Just for curiosity. No, I use propane for firing. But I have heard that in older times it was possible to fire porcelain with wood based kilns to 1400 C. How did they attain this ? Special design with the exact air inlet ?
Well, I started out with a charcoal briquette fired furnace with forced air, and easily melted aluminum. I did melt some copper once, but the ash started choking out my air inlet and it cooled back down. I have a "stack melter" that also uses either charcoal or scrap wood, and I've melted aluminum in that too, with forced air. It can be done, but does need forced air with good breathing. If the ash from the wood starts to choke things down, the temp cools and the metal freezes. "We" didn't have propane or other gaseous fuels during the bronze age, so apparently "we" figured out how to sustain 1800* with wood or coal.

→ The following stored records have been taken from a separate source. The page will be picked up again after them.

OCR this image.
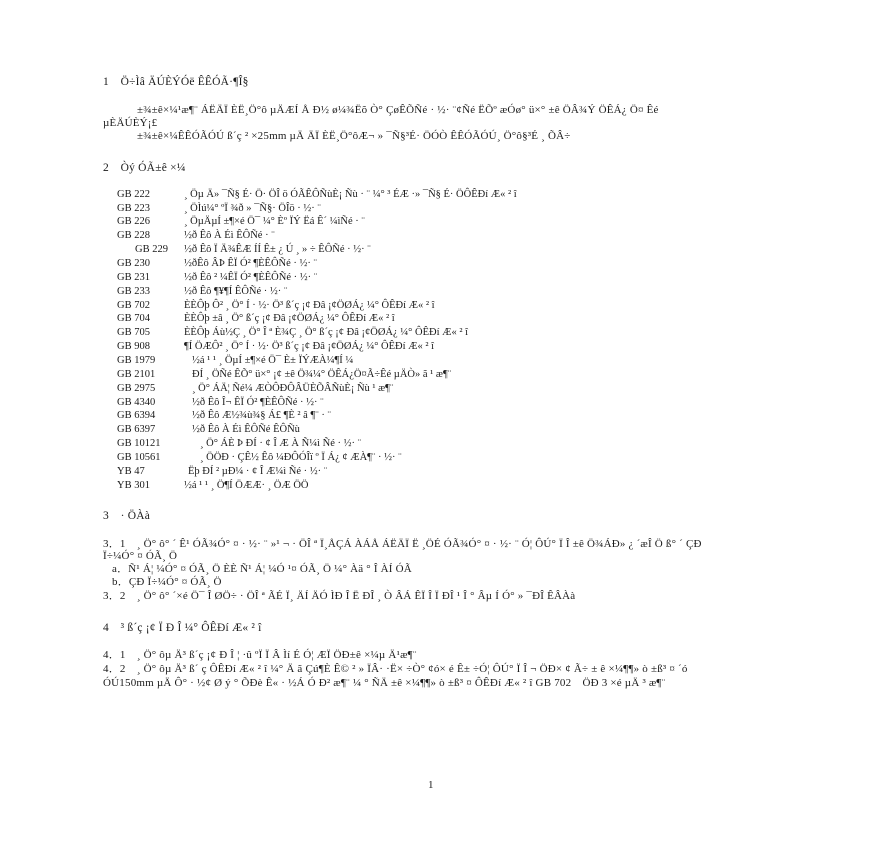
1　Ö÷Ìâ ÄÚÈÝÓë ÊÊÓÃ·¶Î§
±¾±ê×¼¹æ¶¨ ÁËÄÏ ÈË¸Ö°ô µÄÆÍ Å Ð½ ø¼¾Ëõ Ò° ÇøÊÕÑé · ½· ¨¢Ñé ËÕº æÓø° ü×° ±ê ÖÂ¾Ý ÖÊÁ¿ Ö¤ Êé
µÈÄÚÈÝ¡£
±¾±ê×¼ÊÊÓÃÓÚ ß´ç ² ×25mm µÄ ÄÏ ÈË¸Ö°ôÆ¬ » ¯Ñ§³É· ÖÓÒ ÊÊÓÃÓÚ¸ Ö°ô§³É ¸ ÕÂ÷
2　Òý ÓÃ±ê ×¼
GB 222	¸ Öµ Ä» ¯Ñ§ É· Ö· ÖÎ ö ÓÃÊÔÑùÈ¡ Ñù · ¨ ¼° ³ ÉÆ ·» ¯Ñ§ É· ÖÔÊÐí Æ« ² î
GB 223	¸ ÖÌú¼° ºÏ ¾ð » ¯Ñ§· ÖÎö · ½· ¨
GB 226	¸ ÖµÄµÍ ±¶×é Ö¯ ¼° Èº ÏÝ Ëá Ê´ ¼ìÑé · ¨
GB 228	½ð Êô À Éì ÊÔÑé · ¨
GB 229 ½ð Êô Ï Ä¾ÊÆ ÍÍ Ê± ¿ Ú ¸ » ÷ ÊÔÑé · ½· ¨
GB 230	½ðÊô ÂÞ ÊÏ Ó² ¶ÈÊÔÑé · ½· ¨
GB 231	½ð Êô ² ¼ÊÏ Ó² ¶ÈÊÔÑé · ½· ¨
GB 233	½ð Êô ¶¥¶Í ÊÔÑé · ½· ¨
GB 702	ÈÈÔþ Ô² ¸ Ö° Í · ½· Ö³ ß´ç ¡¢ Ðâ ¡¢ÖØÁ¿ ¼° ÔÊÐí Æ« ² î
GB 704	ÈÈÔþ ±â ¸ Ö° ß´ç ¡¢ Ðâ ¡¢ÖØÁ¿ ¼° ÔÊÐí Æ« ² î
GB 705	ÈÈÔþ Áù½Ç ¸ Ö° Î ª È¾Ç ¸ Ö° ß´ç ¡¢ Ðâ ¡¢ÖØÁ¿ ¼° ÔÊÐí Æ« ² î
GB 908	¶Í ÖÆÔ² ¸ Ö° Í · ½· Ö³ ß´ç ¡¢ Ðâ ¡¢ÖØÁ¿ ¼° ÔÊÐí Æ« ² î
GB 1979	½á ¹ ¹ ¸ ÖµÍ ±¶×é Ö¯ È± ÏÝÆÀ¼¶Í ¼
GB 2101	ÐÍ ¸ ÖÑé ÊÕ° ü×° ¡¢ ±ê Ö¾¼° ÖÊÁ¿Ö¤Ã÷Êé µÄÒ» ã ¹ æ¶¨
GB 2975	¸ Ö° ÁÄ¦ Ñé¼ ÆÒÔÐÔÂÜÈÕÂÑùÈ¡ Ñù ¹ æ¶¨
GB 4340	½ð Êô Î¬ ÊÏ Ó² ¶ÈÊÔÑé · ½· ¨
GB 6394	½ð Êô Æ½¾ù¾§ Á£ ¶È ² â ¶¨ · ¨
GB 6397	½ð Êô À Éì ÊÔÑé ÊÔÑù
GB 10121	¸ Ö° ÁÈ Þ ÐÍ · ¢ Î Æ À Ñ¼ì Ñé · ½· ¨
GB 10561	¸ ÖÖÐ · ÇÊ½ Êô ¼ÐÔÓÎï º Ï Á¿ ¢ ÆÀ¶¨ · ½· ¨
YB 47	Ëþ ÐÍ ² µÐ¼ · ¢ Î Æ¼ì Ñé · ½· ¨
YB 301	½á ¹ ¹ ¸ Ö¶Í ÖÆÆ· ¸ ÖÆ ÖÖ
3　· ÖÀà
3．1　¸ Ö° ô° ´ Ê¹ ÓÃ¾Ó° ¤ · ½· ¨ »¹ ¬ · ÖÎ ª Ï¸ÅÇÁ ÀÁÅ ÁËÄÏ Ë ¸ÖÉ ÓÃ¾Ó° ¤ · ½· ¨ Ó¦ ÔÚ° Ï Î ±ê Ö¾ÁÐ» ¿ ´æÎ Ö ß° ´ ÇÐ
Ï÷¼Ó° ¤ ÓÃ¸ Ö
a．Ñ¹ Á¦ ¼Ó° ¤ ÓÃ¸ Ö ÈÈ Ñ¹ Á¦ ¼Ó ¹¤ ÓÃ¸ Ö ¼° Àä ° Î ÀÍ ÓÃ
b．ÇÐ Ï÷¼Ó° ¤ ÓÃ¸ Ö
3．2　¸ Ö° ô° ´×é Ö¯ Î ØÖ÷ · ÖÎ ª ÃÉ Ï¸ ÄÍ ÄÓ ÌÐ Î Ë ÐÎ ¸ Ò ÂÁ ÊÏ Î Ï ÐÎ ¹ Î ° Âµ Í Ó° » ¯ÐÎ ÊÂÀà
4　³ ß´ç ¡¢ Ï Ð Î ¼° ÔÊÐí Æ« ² î
4．1　¸ Ö° ôµ Ä³ ß´ç ¡¢ Ð Î ¦ ·û ºÏ Ï Â Ìí É Ó¦ ÆÏ ÖÐ±ê ×¼µ Ä¹æ¶¨
4．2　¸ Ö° ôµ Ä³ ß´ ç ÔÊÐí Æ« ² î ¼° Ä ã Çú¶È Ê© ² » ÏÂ· ·Ë× ÷Ò° ¢ó× é Ê± ÷Ó¦ ÔÚ° Ï Î ¬ ÖÐ× ¢ Ã÷ ± ê ×¼¶¶» ò ±ß³ ¤ ´ó
ÓÚ150mm µÄ Ô° · ½¢ Ø ý ° ÕÐè Ê« · ½Á Ó Ð² æ¶¨ ¼ ° ÑÄ ±ê ×¼¶¶» ò ±ß³ ¤ ÔÊÐí Æ« ² î GB 702　ÖÐ 3 ×é µÄ ³ æ¶¨
1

Roger
I'm not sure what it would take to maintain 1400°C but I know from experience, the natural draft in a 45 gal burn barrel is more than hot enough to melt aluminum.

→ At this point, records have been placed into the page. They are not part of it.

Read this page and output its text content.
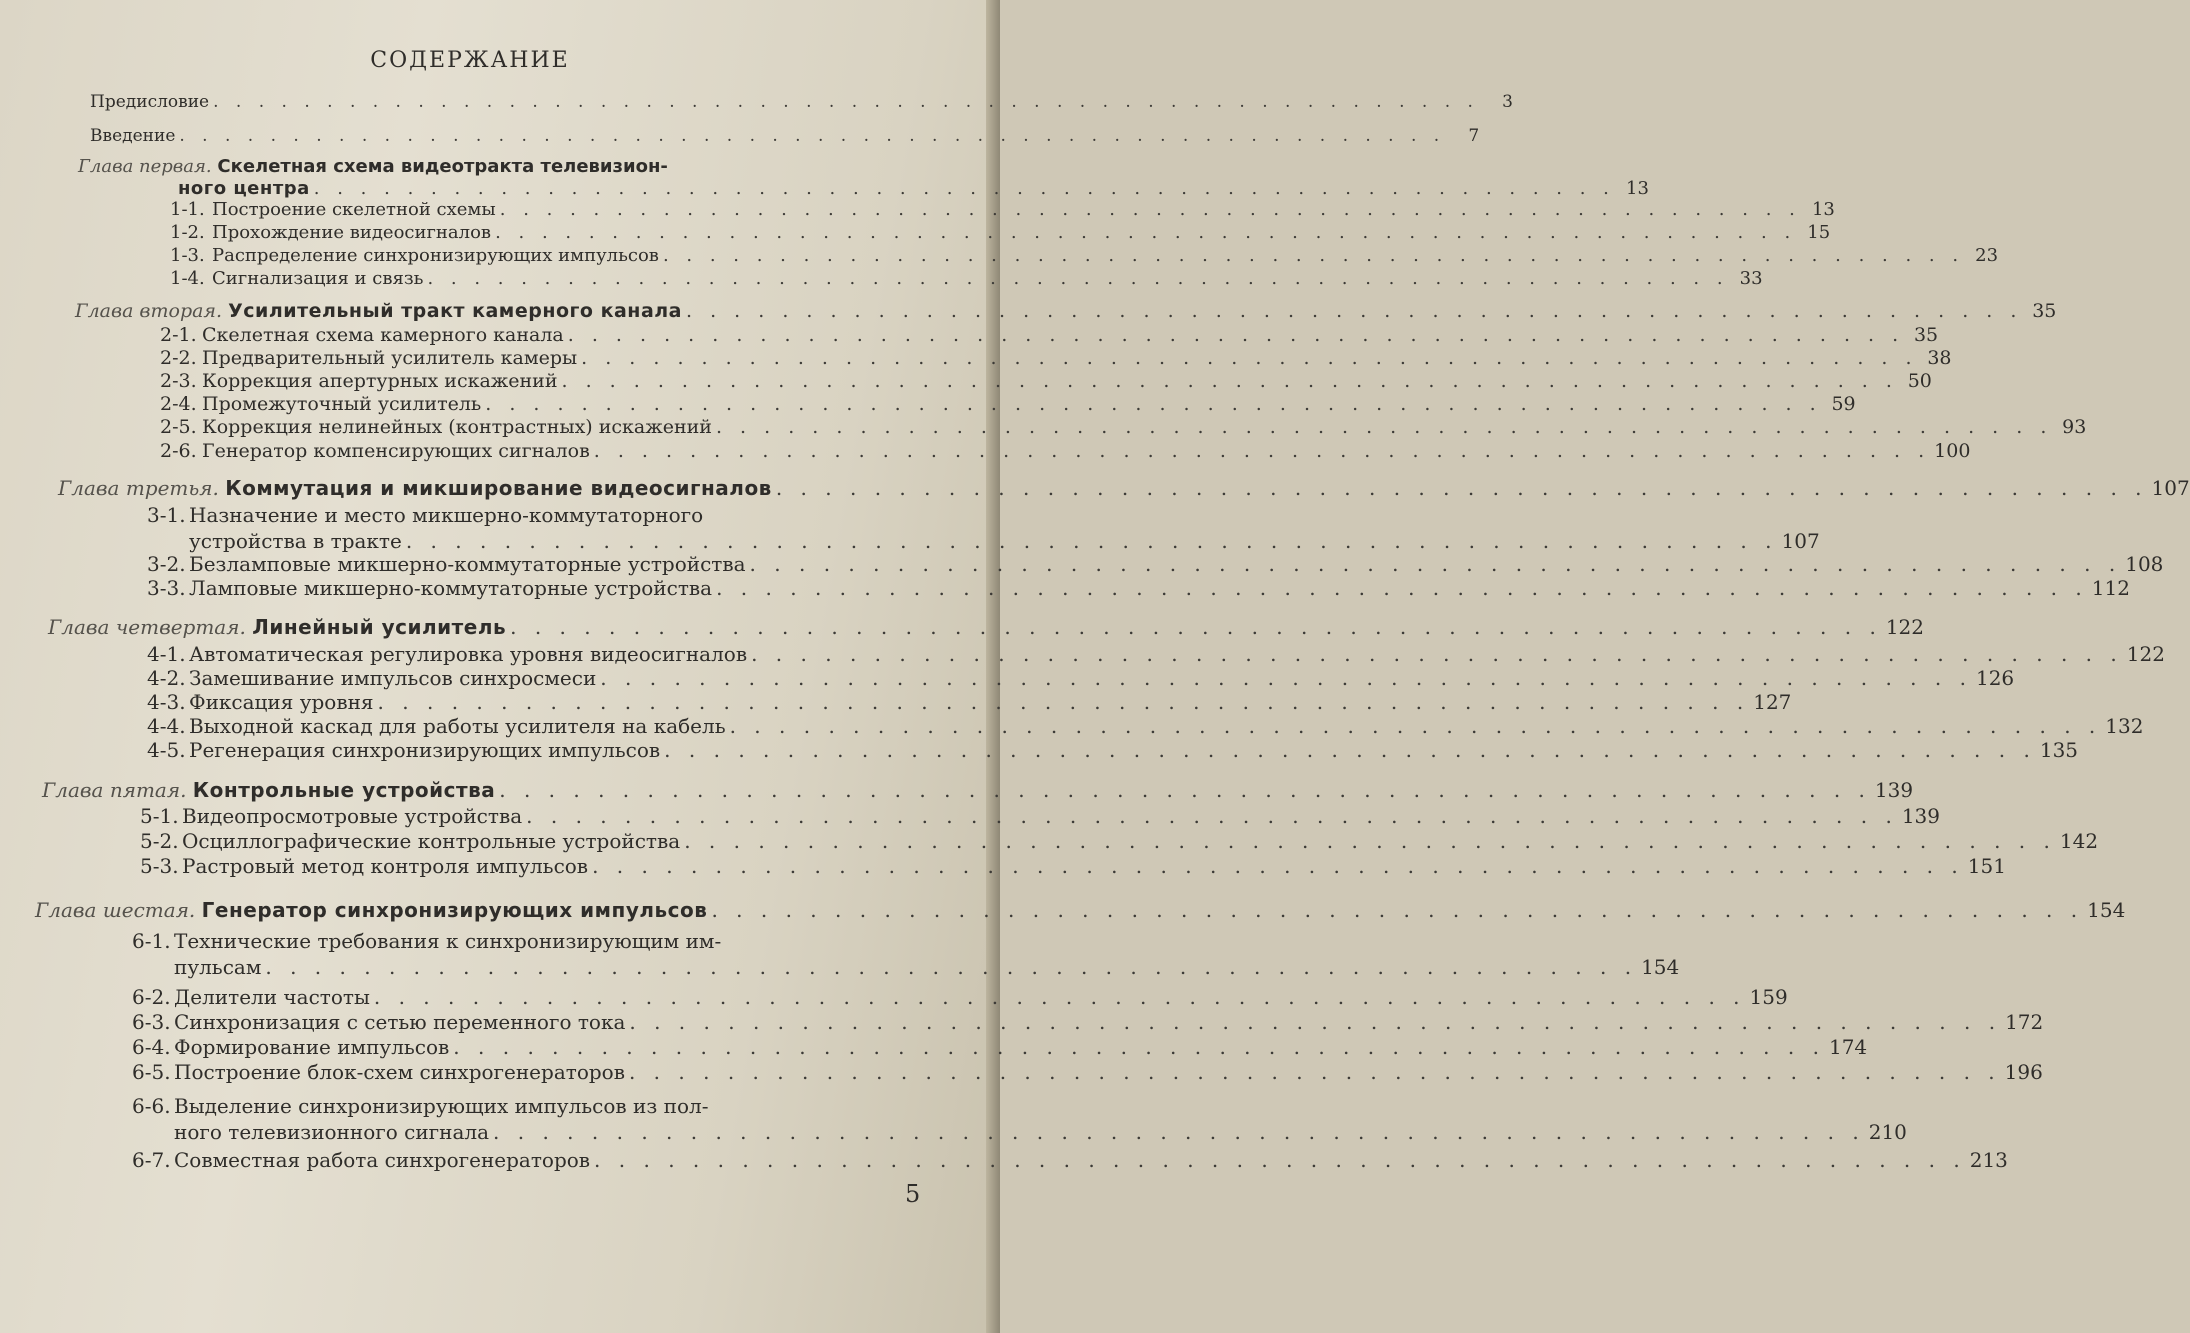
СОДЕРЖАНИЕ
Предисловие . . . . . . . . . . . . . . . . . . . . . . . . . . . . . . . . . . . . . . . . . . . . . . . . . . . . . . . .	3
Введение . . . . . . . . . . . . . . . . . . . . . . . . . . . . . . . . . . . . . . . . . . . . . . . . . . . . . . . .	7
Глава первая. Скелетная схема видеотракта телевизион-
ного центра . . . . . . . . . . . . . . . . . . . . . . . . . . . . . . . . . . . . . . . . . . . . . . . . . . . . . . . . 13
1-1. Построение скелетной схемы . . . . . . . . . . . . . . . . . . . . . . . . . . . . . . . . . . . . . . . . . . . . . . . . . . . . . . . . 13
1-2. Прохождение видеосигналов . . . . . . . . . . . . . . . . . . . . . . . . . . . . . . . . . . . . . . . . . . . . . . . . . . . . . . . . 15
1-3. Распределение синхронизирующих импульсов . . . . . . . . . . . . . . . . . . . . . . . . . . . . . . . . . . . . . . . . . . . . . . . . . . . . . . . . 23
1-4. Сигнализация и связь . . . . . . . . . . . . . . . . . . . . . . . . . . . . . . . . . . . . . . . . . . . . . . . . . . . . . . . . 33
Глава вторая. Усилительный тракт камерного канала . . . . . . . . . . . . . . . . . . . . . . . . . . . . . . . . . . . . . . . . . . . . . . . . . . . . . . . . 35
2-1. Скелетная схема камерного канала . . . . . . . . . . . . . . . . . . . . . . . . . . . . . . . . . . . . . . . . . . . . . . . . . . . . . . . . 35
2-2. Предварительный усилитель камеры . . . . . . . . . . . . . . . . . . . . . . . . . . . . . . . . . . . . . . . . . . . . . . . . . . . . . . . . 38
2-3. Коррекция апертурных искажений . . . . . . . . . . . . . . . . . . . . . . . . . . . . . . . . . . . . . . . . . . . . . . . . . . . . . . . . 50
2-4. Промежуточный усилитель . . . . . . . . . . . . . . . . . . . . . . . . . . . . . . . . . . . . . . . . . . . . . . . . . . . . . . . . 59
2-5. Коррекция нелинейных (контрастных) искажений . . . . . . . . . . . . . . . . . . . . . . . . . . . . . . . . . . . . . . . . . . . . . . . . . . . . . . . . 93
2-6. Генератор компенсирующих сигналов . . . . . . . . . . . . . . . . . . . . . . . . . . . . . . . . . . . . . . . . . . . . . . . . . . . . . . . . 100
Глава третья. Коммутация и микширование видеосигналов . . . . . . . . . . . . . . . . . . . . . . . . . . . . . . . . . . . . . . . . . . . . . . . . . . . . . . . . 107
3-1. Назначение и место микшерно-коммутаторного
устройства в тракте . . . . . . . . . . . . . . . . . . . . . . . . . . . . . . . . . . . . . . . . . . . . . . . . . . . . . . . . 107
3-2. Безламповые микшерно-коммутаторные устройства . . . . . . . . . . . . . . . . . . . . . . . . . . . . . . . . . . . . . . . . . . . . . . . . . . . . . . . . 108
3-3. Ламповые микшерно-коммутаторные устройства . . . . . . . . . . . . . . . . . . . . . . . . . . . . . . . . . . . . . . . . . . . . . . . . . . . . . . . . 112
Глава четвертая. Линейный усилитель . . . . . . . . . . . . . . . . . . . . . . . . . . . . . . . . . . . . . . . . . . . . . . . . . . . . . . . . 122
4-1. Автоматическая регулировка уровня видеосигналов . . . . . . . . . . . . . . . . . . . . . . . . . . . . . . . . . . . . . . . . . . . . . . . . . . . . . . . . 122
4-2. Замешивание импульсов синхросмеси . . . . . . . . . . . . . . . . . . . . . . . . . . . . . . . . . . . . . . . . . . . . . . . . . . . . . . . . 126
4-3. Фиксация уровня . . . . . . . . . . . . . . . . . . . . . . . . . . . . . . . . . . . . . . . . . . . . . . . . . . . . . . . . 127
4-4. Выходной каскад для работы усилителя на кабель . . . . . . . . . . . . . . . . . . . . . . . . . . . . . . . . . . . . . . . . . . . . . . . . . . . . . . . . 132
4-5. Регенерация синхронизирующих импульсов . . . . . . . . . . . . . . . . . . . . . . . . . . . . . . . . . . . . . . . . . . . . . . . . . . . . . . . . 135
Глава пятая. Контрольные устройства . . . . . . . . . . . . . . . . . . . . . . . . . . . . . . . . . . . . . . . . . . . . . . . . . . . . . . . . 139
5-1. Видеопросмотровые устройства . . . . . . . . . . . . . . . . . . . . . . . . . . . . . . . . . . . . . . . . . . . . . . . . . . . . . . . . 139
5-2. Осциллографические контрольные устройства . . . . . . . . . . . . . . . . . . . . . . . . . . . . . . . . . . . . . . . . . . . . . . . . . . . . . . . . 142
5-3. Растровый метод контроля импульсов . . . . . . . . . . . . . . . . . . . . . . . . . . . . . . . . . . . . . . . . . . . . . . . . . . . . . . . . 151
Глава шестая. Генератор синхронизирующих импульсов . . . . . . . . . . . . . . . . . . . . . . . . . . . . . . . . . . . . . . . . . . . . . . . . . . . . . . . . 154
6-1. Технические требования к синхронизирующим им-
пульсам . . . . . . . . . . . . . . . . . . . . . . . . . . . . . . . . . . . . . . . . . . . . . . . . . . . . . . . . 154
6-2. Делители частоты . . . . . . . . . . . . . . . . . . . . . . . . . . . . . . . . . . . . . . . . . . . . . . . . . . . . . . . . 159
6-3. Синхронизация с сетью переменного тока . . . . . . . . . . . . . . . . . . . . . . . . . . . . . . . . . . . . . . . . . . . . . . . . . . . . . . . . 172
6-4. Формирование импульсов . . . . . . . . . . . . . . . . . . . . . . . . . . . . . . . . . . . . . . . . . . . . . . . . . . . . . . . . 174
6-5. Построение блок-схем синхрогенераторов . . . . . . . . . . . . . . . . . . . . . . . . . . . . . . . . . . . . . . . . . . . . . . . . . . . . . . . . 196
6-6. Выделение синхронизирующих импульсов из пол-
ного телевизионного сигнала . . . . . . . . . . . . . . . . . . . . . . . . . . . . . . . . . . . . . . . . . . . . . . . . . . . . . . . . 210
6-7. Совместная работа синхрогенераторов . . . . . . . . . . . . . . . . . . . . . . . . . . . . . . . . . . . . . . . . . . . . . . . . . . . . . . . . 213
5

We didn't have gaseous or liquid fuels in the iron age either. Forced air with charcoal or coke gets as hot as you'd like. When you say wood, you mean unprocessed charcoal. All you o to make a hot wood fire is burn off the moisture and light materials first and then get to converting the carbon to CO and CO2. I brought a bucket of partially used charcoal home from a blacksmith meeting one time and let it sit until I thought it was coal coke. When I used it it burned like coke. Later when I was looking for the charcoal I realized I'd used it but couldn't tell the difference. Now I'm not a good blacksmith but I learned charcoal does burn very well. Forced air is the key to heat with solid fuels just as it is with liquid or gaseous fuels.
I found with charcoal too much air can be an issue, driving the heat away from the melt. The amount of forced air needed to get to brass temps was surprisingly low.

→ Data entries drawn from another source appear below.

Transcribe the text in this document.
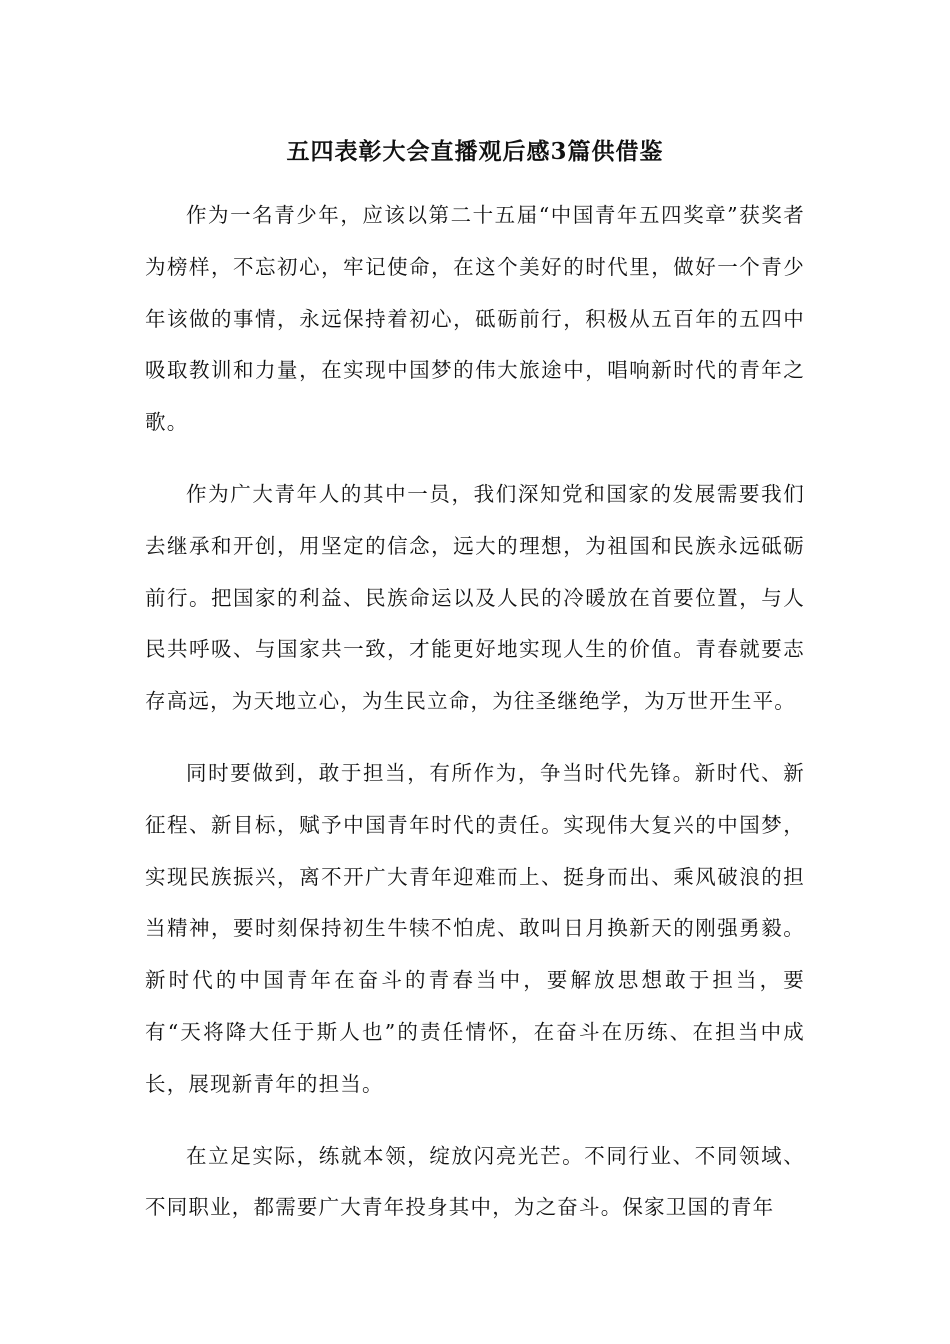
五四表彰大会直播观后感3篇供借鉴

作为一名青少年，应该以第二十五届“中国青年五四奖章”获奖者为榜样，不忘初心，牢记使命，在这个美好的时代里，做好一个青少年该做的事情，永远保持着初心，砥砺前行，积极从五百年的五四中吸取教训和力量，在实现中国梦的伟大旅途中，唱响新时代的青年之歌。

作为广大青年人的其中一员，我们深知党和国家的发展需要我们去继承和开创，用坚定的信念，远大的理想，为祖国和民族永远砥砺前行。把国家的利益、民族命运以及人民的冷暖放在首要位置，与人民共呼吸、与国家共一致，才能更好地实现人生的价值。青春就要志存高远，为天地立心，为生民立命，为往圣继绝学，为万世开生平。

同时要做到，敢于担当，有所作为，争当时代先锋。新时代、新征程、新目标，赋予中国青年时代的责任。实现伟大复兴的中国梦，实现民族振兴，离不开广大青年迎难而上、挺身而出、乘风破浪的担当精神，要时刻保持初生牛犊不怕虎、敢叫日月换新天的刚强勇毅。新时代的中国青年在奋斗的青春当中，要解放思想敢于担当，要有“天将降大任于斯人也”的责任情怀，在奋斗在历练、在担当中成长，展现新青年的担当。

在立足实际，练就本领，绽放闪亮光芒。不同行业、不同领域、不同职业，都需要广大青年投身其中，为之奋斗。保家卫国的青年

I’m a little late to the conversation but I once lit an open air brush fire of Ironwood that burned white hot and the 6’ diameter 3’ tall pile was so hot I couldn’t stand the heat at 30’ and had to shield my eyes from the light radiation. Spent a lot of time sharpening my weed eater saw blade getting it cutdown and actually seen it rarely throwing sparks as it was being cut. So I’d say it somewhat depends on the wood source but hardwood can obtain fairly high temperatures given the proper amount of oxygen, wood block size and gas flow through the burn media.
Biringuccio's Pirotechnia has drawings and descriptions of reverberatory wood fired furnaces for bronze. Contemporary with Michelangelo. There's an english translation in the public domain.